Rev. Para. Med. v.20 n.1 Belém mar. 2006

 

ARTIGO ESPECIAL

 

Brasileiros pioneiros na história da microbiologia médica. 1. Rocha Lima (1879 – 1956).

 

 

Ítalo Suassuna

Professor de Microbiologia e Imunologia, Emérito da Faculdade de Ciências Médicas, Universidade do Rio de Janeiro. Docente Livre, Professor Adjunto, Universidade Federal do Rio de Janeiro

 

 

O carioca Henrique da Rocha Lima foi quem primeiro descreveu, de forma precisa, o agente causal do tifo epidêmico, ou exantemático, e, em 1916, o batizou como Rickettsia prowazekii. Homenageava, assim, a dois investigadores que o precederam e morreram por contaminação acidental. O nome de Rocha Lima, entretanto, é geralmente omitido por autores anglo-saxônicos, que preferem atribuir a descoberta a Howard Taylor Ricketts, um dos malogrados investigadores homenageados por Rocha Lima.
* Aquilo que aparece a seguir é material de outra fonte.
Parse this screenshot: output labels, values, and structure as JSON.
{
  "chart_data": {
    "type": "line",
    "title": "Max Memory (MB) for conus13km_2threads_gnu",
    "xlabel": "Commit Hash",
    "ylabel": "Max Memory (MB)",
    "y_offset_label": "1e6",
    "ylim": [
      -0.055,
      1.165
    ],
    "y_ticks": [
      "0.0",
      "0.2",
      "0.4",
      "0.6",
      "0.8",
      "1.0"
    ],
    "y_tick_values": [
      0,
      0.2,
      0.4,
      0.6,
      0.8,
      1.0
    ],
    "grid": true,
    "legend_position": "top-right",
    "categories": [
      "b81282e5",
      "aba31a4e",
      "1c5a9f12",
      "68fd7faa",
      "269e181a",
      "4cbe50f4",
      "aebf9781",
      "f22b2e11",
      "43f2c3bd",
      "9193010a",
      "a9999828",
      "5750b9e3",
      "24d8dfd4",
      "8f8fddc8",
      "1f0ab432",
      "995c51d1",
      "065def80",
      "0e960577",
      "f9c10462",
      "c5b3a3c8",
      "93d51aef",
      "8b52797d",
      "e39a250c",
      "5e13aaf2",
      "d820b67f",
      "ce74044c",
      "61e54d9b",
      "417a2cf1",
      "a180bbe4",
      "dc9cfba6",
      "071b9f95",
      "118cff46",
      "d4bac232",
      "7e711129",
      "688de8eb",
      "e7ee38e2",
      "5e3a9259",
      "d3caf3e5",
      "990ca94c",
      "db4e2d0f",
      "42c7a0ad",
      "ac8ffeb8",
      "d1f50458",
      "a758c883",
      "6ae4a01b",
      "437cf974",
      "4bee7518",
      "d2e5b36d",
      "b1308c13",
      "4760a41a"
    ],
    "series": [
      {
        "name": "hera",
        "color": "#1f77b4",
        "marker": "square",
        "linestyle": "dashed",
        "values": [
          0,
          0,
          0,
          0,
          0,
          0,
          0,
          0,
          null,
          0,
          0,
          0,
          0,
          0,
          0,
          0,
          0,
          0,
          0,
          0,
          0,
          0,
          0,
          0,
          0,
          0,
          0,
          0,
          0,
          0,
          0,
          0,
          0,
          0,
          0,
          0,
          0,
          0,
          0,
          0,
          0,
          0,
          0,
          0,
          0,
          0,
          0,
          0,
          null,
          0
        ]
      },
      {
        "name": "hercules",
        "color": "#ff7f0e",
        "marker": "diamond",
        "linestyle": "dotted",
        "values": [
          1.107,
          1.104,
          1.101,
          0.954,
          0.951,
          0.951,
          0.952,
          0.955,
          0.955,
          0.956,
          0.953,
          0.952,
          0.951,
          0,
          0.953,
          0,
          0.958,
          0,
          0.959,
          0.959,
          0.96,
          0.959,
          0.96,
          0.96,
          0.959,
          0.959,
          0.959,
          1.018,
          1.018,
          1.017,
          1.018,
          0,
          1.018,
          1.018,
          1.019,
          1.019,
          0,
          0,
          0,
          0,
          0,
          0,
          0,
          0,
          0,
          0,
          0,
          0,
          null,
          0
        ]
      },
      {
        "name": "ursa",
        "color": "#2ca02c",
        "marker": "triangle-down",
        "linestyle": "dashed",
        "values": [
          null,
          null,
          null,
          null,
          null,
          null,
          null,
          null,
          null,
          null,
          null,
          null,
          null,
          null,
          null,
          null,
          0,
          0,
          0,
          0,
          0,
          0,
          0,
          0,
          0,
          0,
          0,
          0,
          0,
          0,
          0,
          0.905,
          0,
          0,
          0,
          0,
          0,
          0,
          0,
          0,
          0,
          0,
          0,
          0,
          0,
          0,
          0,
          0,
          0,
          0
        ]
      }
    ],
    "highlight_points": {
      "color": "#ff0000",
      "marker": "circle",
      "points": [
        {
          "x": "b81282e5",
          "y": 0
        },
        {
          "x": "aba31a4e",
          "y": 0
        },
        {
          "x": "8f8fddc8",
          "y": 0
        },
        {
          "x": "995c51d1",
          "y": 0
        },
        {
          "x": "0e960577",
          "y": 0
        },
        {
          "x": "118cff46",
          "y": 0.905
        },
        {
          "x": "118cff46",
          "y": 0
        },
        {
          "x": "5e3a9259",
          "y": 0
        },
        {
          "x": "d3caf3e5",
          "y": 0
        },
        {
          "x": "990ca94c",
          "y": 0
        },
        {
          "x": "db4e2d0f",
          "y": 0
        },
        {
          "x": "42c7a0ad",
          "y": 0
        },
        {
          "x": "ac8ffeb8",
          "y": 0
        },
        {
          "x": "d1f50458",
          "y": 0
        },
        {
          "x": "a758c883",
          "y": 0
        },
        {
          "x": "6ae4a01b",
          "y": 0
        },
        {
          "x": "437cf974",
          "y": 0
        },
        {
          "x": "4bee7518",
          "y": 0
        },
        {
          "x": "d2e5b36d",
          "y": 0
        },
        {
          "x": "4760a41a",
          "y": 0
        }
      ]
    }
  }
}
Este, foi sensível a essa discriminação. Em l950, durante o V Congresso Internacional de Microbiologia, no Rio de Janeiro, declarou Rocha Lima: “mesmo na literatura científica (...) nem sempre a verdade histórica é encontrada pura e livre da mascara convencional falseadora (...). Neste caso está sem dúvida a história da descoberta do agente causal do tifo exantemático...” São palavras que haviam sido destinadas a um congresso norte-americano, de 1939, e ao qual, como presidente da seção de riquetsioses , Rocha Lima não pudera comparecer.
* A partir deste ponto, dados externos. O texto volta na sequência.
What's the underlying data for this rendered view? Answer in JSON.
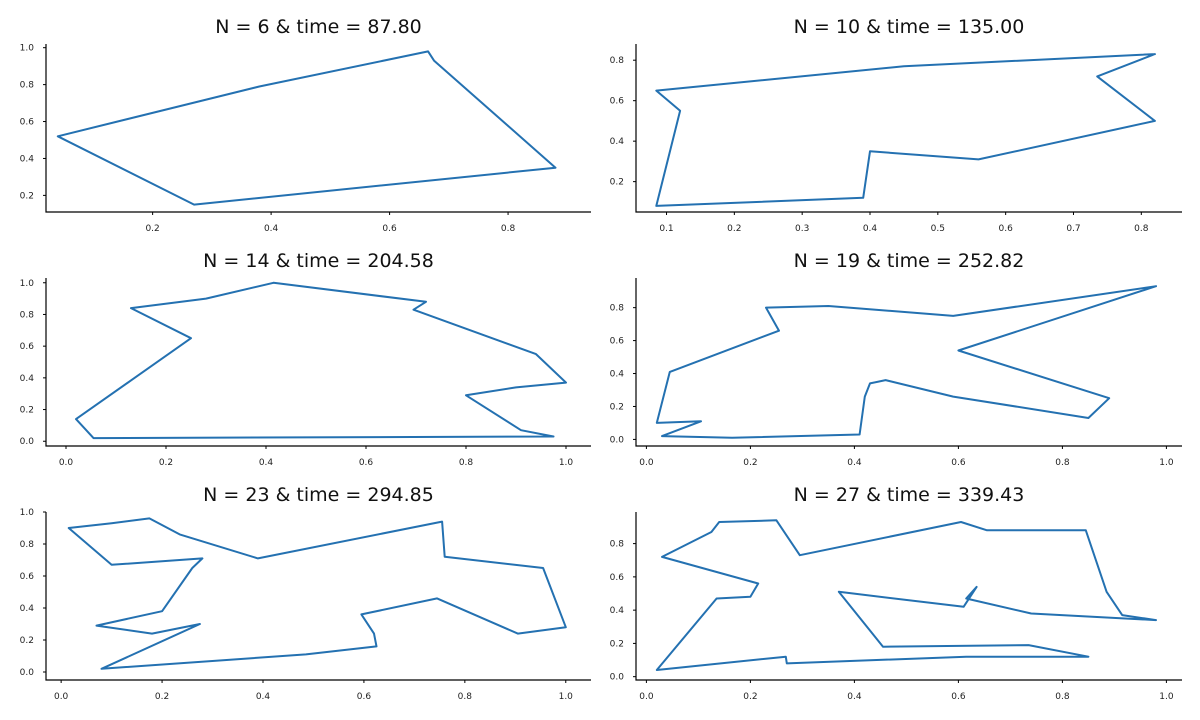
{
  "colors": {
    "line": "#2471b1",
    "axis": "#000000",
    "background": "#ffffff"
  },
  "chart_data": [
    {
      "type": "line",
      "title": "N = 6 & time = 87.80",
      "xlim": [
        0.02,
        0.94
      ],
      "ylim": [
        0.11,
        1.02
      ],
      "xticks": [
        "0.2",
        "0.4",
        "0.6",
        "0.8"
      ],
      "yticks": [
        "0.2",
        "0.4",
        "0.6",
        "0.8",
        "1.0"
      ],
      "x": [
        0.665,
        0.675,
        0.88,
        0.27,
        0.04,
        0.38,
        0.665
      ],
      "y": [
        0.98,
        0.93,
        0.35,
        0.15,
        0.52,
        0.79,
        0.98
      ]
    },
    {
      "type": "line",
      "title": "N = 10 & time = 135.00",
      "xlim": [
        0.055,
        0.86
      ],
      "ylim": [
        0.05,
        0.88
      ],
      "xticks": [
        "0.1",
        "0.2",
        "0.3",
        "0.4",
        "0.5",
        "0.6",
        "0.7",
        "0.8"
      ],
      "yticks": [
        "0.2",
        "0.4",
        "0.6",
        "0.8"
      ],
      "x": [
        0.82,
        0.735,
        0.82,
        0.56,
        0.4,
        0.39,
        0.085,
        0.12,
        0.085,
        0.45,
        0.82
      ],
      "y": [
        0.83,
        0.72,
        0.5,
        0.31,
        0.35,
        0.12,
        0.08,
        0.55,
        0.65,
        0.77,
        0.83
      ]
    },
    {
      "type": "line",
      "title": "N = 14 & time = 204.58",
      "xlim": [
        -0.04,
        1.05
      ],
      "ylim": [
        -0.03,
        1.03
      ],
      "xticks": [
        "0.0",
        "0.2",
        "0.4",
        "0.6",
        "0.8",
        "1.0"
      ],
      "yticks": [
        "0.0",
        "0.2",
        "0.4",
        "0.6",
        "0.8",
        "1.0"
      ],
      "x": [
        0.415,
        0.72,
        0.695,
        0.94,
        1.0,
        0.9,
        0.8,
        0.91,
        0.975,
        0.055,
        0.02,
        0.25,
        0.13,
        0.28,
        0.415
      ],
      "y": [
        1.0,
        0.88,
        0.83,
        0.55,
        0.37,
        0.34,
        0.29,
        0.07,
        0.03,
        0.02,
        0.14,
        0.65,
        0.84,
        0.9,
        1.0
      ]
    },
    {
      "type": "line",
      "title": "N = 19 & time = 252.82",
      "xlim": [
        -0.02,
        1.03
      ],
      "ylim": [
        -0.04,
        0.98
      ],
      "xticks": [
        "0.0",
        "0.2",
        "0.4",
        "0.6",
        "0.8",
        "1.0"
      ],
      "yticks": [
        "0.0",
        "0.2",
        "0.4",
        "0.6",
        "0.8"
      ],
      "x": [
        0.98,
        0.6,
        0.89,
        0.85,
        0.59,
        0.46,
        0.43,
        0.42,
        0.41,
        0.165,
        0.03,
        0.105,
        0.02,
        0.045,
        0.255,
        0.23,
        0.35,
        0.59,
        0.98
      ],
      "y": [
        0.93,
        0.54,
        0.25,
        0.13,
        0.26,
        0.36,
        0.34,
        0.26,
        0.03,
        0.01,
        0.02,
        0.11,
        0.1,
        0.41,
        0.66,
        0.8,
        0.81,
        0.75,
        0.93
      ]
    },
    {
      "type": "line",
      "title": "N = 23 & time = 294.85",
      "xlim": [
        -0.03,
        1.05
      ],
      "ylim": [
        -0.05,
        1.0
      ],
      "xticks": [
        "0.0",
        "0.2",
        "0.4",
        "0.6",
        "0.8",
        "1.0"
      ],
      "yticks": [
        "0.0",
        "0.2",
        "0.4",
        "0.6",
        "0.8",
        "1.0"
      ],
      "x": [
        0.755,
        0.76,
        0.955,
        1.0,
        0.905,
        0.745,
        0.595,
        0.62,
        0.625,
        0.485,
        0.08,
        0.275,
        0.18,
        0.07,
        0.2,
        0.26,
        0.28,
        0.1,
        0.015,
        0.1,
        0.175,
        0.235,
        0.39,
        0.755
      ],
      "y": [
        0.94,
        0.72,
        0.65,
        0.28,
        0.24,
        0.46,
        0.36,
        0.24,
        0.16,
        0.11,
        0.02,
        0.3,
        0.24,
        0.29,
        0.38,
        0.65,
        0.71,
        0.67,
        0.9,
        0.93,
        0.96,
        0.86,
        0.71,
        0.94
      ]
    },
    {
      "type": "line",
      "title": "N = 27 & time = 339.43",
      "xlim": [
        -0.02,
        1.03
      ],
      "ylim": [
        -0.02,
        0.99
      ],
      "xticks": [
        "0.0",
        "0.2",
        "0.4",
        "0.6",
        "0.8",
        "1.0"
      ],
      "yticks": [
        "0.0",
        "0.2",
        "0.4",
        "0.6",
        "0.8"
      ],
      "x": [
        0.635,
        0.61,
        0.37,
        0.455,
        0.735,
        0.85,
        0.615,
        0.27,
        0.268,
        0.02,
        0.135,
        0.2,
        0.215,
        0.03,
        0.125,
        0.14,
        0.25,
        0.295,
        0.605,
        0.655,
        0.845,
        0.885,
        0.915,
        0.98,
        0.74,
        0.615,
        0.635
      ],
      "y": [
        0.54,
        0.42,
        0.51,
        0.18,
        0.19,
        0.12,
        0.12,
        0.08,
        0.12,
        0.04,
        0.47,
        0.48,
        0.56,
        0.72,
        0.87,
        0.93,
        0.94,
        0.73,
        0.93,
        0.88,
        0.88,
        0.51,
        0.37,
        0.34,
        0.38,
        0.47,
        0.54
      ]
    }
  ]
}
A palavra “typhus” derivada do grego (fumaça, estupor) historicamente já fora empregada por Hipócrates, e aplicava-se aos estados de febre aguda, elevada e contínua, acompanhados de manifestações cutâneas máculo-papulosas. Já no final do século XIX, distinguiu-se, nesses quadros, aqueles associados a uma patologia intestinal, designados pelo alemão Schoenlein (1839) como “typhus abdominalis”, em constraste com o tifo epidêmico que aparecia em aglomerações de miséria humana, como nas prisões e nas guerras, e que foi chamado “typhus exanthematicus”.
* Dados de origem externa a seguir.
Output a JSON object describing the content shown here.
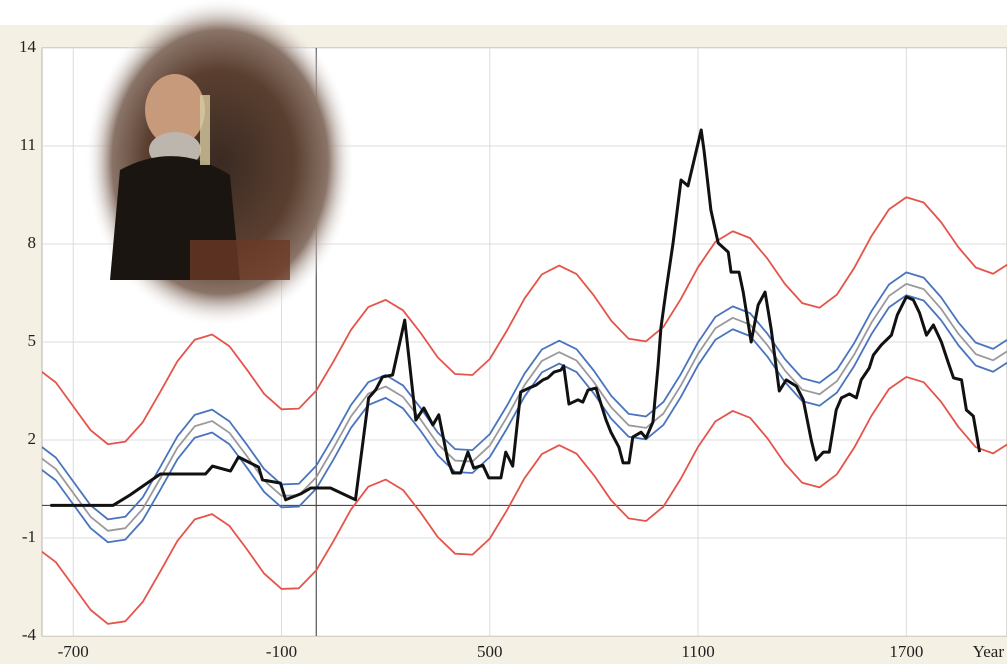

No tifo abdominal caracterizou-se uma bactéria, o bacilo de Eberth (Ebrthella typhosa, hoje, a Salmonella typhi), e na literatura anglo-saxônica, o quadro clínico correspondente passou a designar-se febre tifóide. Foi no tifo exantemático, a “Fleckfieber” dos alemães, que o agente etiológico foi revelado por Rocha Lima.

O termo tifo é ainda mal definido. No Brasil, quase sempre, é referido à febre tifóide, o que tem levado autores de livros médicos nacionais a grafarem “typhus” quando se referem às riquetsioses. Seria bem colocada, entretanto, a tendência a chamar-se tifo, as riquetsioses, como a febre maculosa em nosso ambiente, reservando-se febre tifóide, como já definido, para a salmonelose.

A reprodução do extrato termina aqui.